Advanced Therapy Medicinal Products (ATMP) are medicines that are based on cells, tissues or genes. With ATMPs, injuries and conditions can be treated in entirely new ways, providing better opportunities to alleviate and, increasingly, cure a wide range of severe diseases.
"It is an exciting and important time when it comes to new treatments for diseases where today's drugs and treatments are insufficient or missing altogether," says Kristina Åkesson, professor and dean at the Faculty of Medicine.
A crucial factor in the success of ATMP is being at the forefront of stem cell and gene therapy research.
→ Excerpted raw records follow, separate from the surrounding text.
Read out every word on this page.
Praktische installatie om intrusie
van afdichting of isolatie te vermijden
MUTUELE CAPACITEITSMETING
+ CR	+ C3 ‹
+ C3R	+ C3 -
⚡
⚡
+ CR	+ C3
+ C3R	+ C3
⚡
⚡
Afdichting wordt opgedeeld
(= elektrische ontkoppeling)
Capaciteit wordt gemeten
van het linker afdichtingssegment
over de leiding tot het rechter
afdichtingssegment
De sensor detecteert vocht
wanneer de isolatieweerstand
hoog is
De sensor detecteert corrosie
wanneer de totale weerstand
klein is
"As a leading university, we have the capabilities when it comes to basic experimental and translational research in cell, tissue and gene therapy. There are a large number of research groups at the Faculty of Medicine that conduct innovative research with great potential to develop new ATMPs," says Kristina Åkesson.
ATMP-relevant research is also conducted at Lund University's School of Technology (LTH) in a number of areas, including pharmaceuticals, immune and nanotechnologies, and medical technology. For many years, the university has also been conducting successful ATMP-related clinical research together with the university hospital in Region Skåne. Examples of results are the ATMP treatments at Skåne University Hospital that are given to patients with blood cancer and certain neurological diseases.
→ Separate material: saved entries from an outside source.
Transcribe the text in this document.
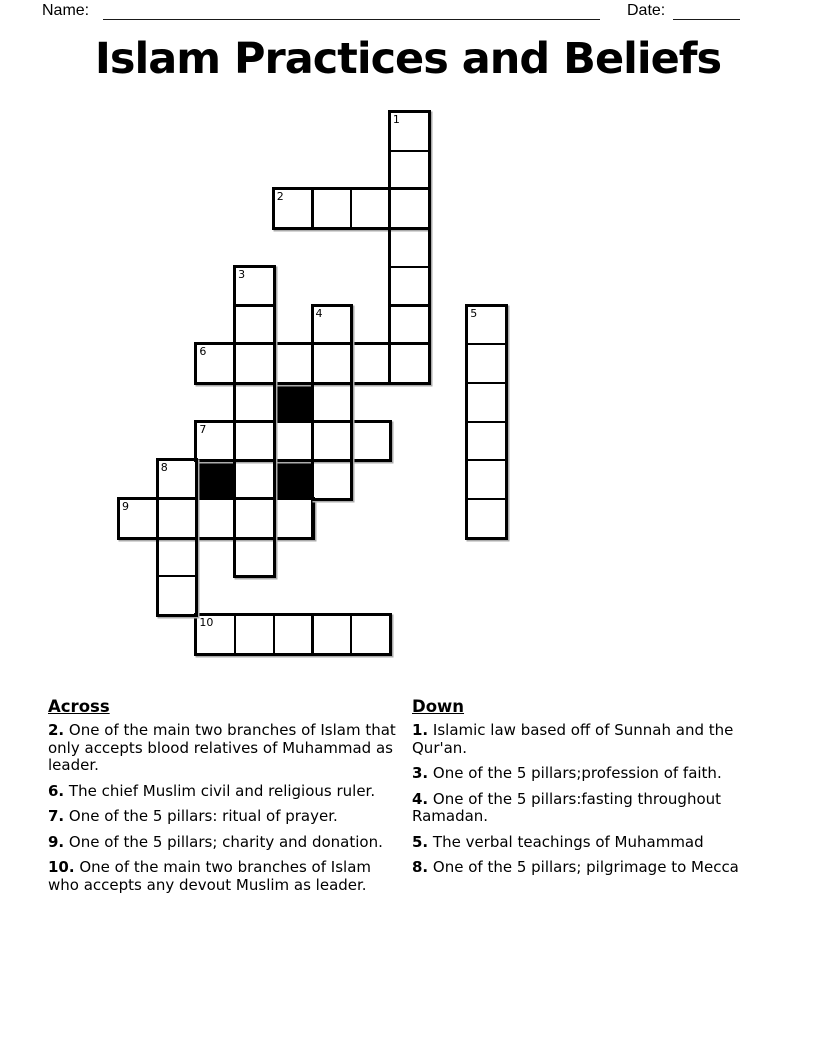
Name:	Date:
Islam Practices and Beliefs
1
2
3
4	5
6
7
8
9
10
Across

2. One of the main two branches of Islam that only accepts blood relatives of Muhammad as leader.

6. The chief Muslim civil and religious ruler.

7. One of the 5 pillars: ritual of prayer.

9. One of the 5 pillars; charity and donation.

10. One of the main two branches of Islam who accepts any devout Muslim as leader.

Down

1. Islamic law based off of Sunnah and the Qur'an.

3. One of the 5 pillars;profession of faith.

4. One of the 5 pillars:fasting throughout Ramadan.

5. The verbal teachings of Muhammad

8. One of the 5 pillars; pilgrimage to Mecca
"In order to be able to use these advanced therapies optimally, a corresponding ATMP center is needed within the healthcare system. Skåne University Hospital has already established one, which means that we are jointly at the forefront of development. This will be important for the patient groups that need these therapies," says Kristina Åkesson.
Many ATMPs have sprung from academic research. To facilitate the transition from discovery in the research laboratory to new treatment therapies for patients, the manufacturing process needs to be translated from research routines to clean room routines so that the medical product corresponds to so-called Good Manufacturing Practice (GMP). This translation is carried out at a so-called pre-GMP facility, and the construction of one is currently underway at Lund University.
"The complexity of ATMP is greater than that of traditional drugs (small molecules) but also in comparison to protein and antibody drugs. Therefore, close collaboration is required between academic research, hospitals for manufacturing ATMPs and with patients for clinical trials, and industry to be able to scale up production to reach many patients. ATMPs have the potential to cure diseases we today consider incurable, it is an exciting development in the research field that we get to be a part of," says Anna Falk, Professor at Lund Stem Cell Center, Lund University.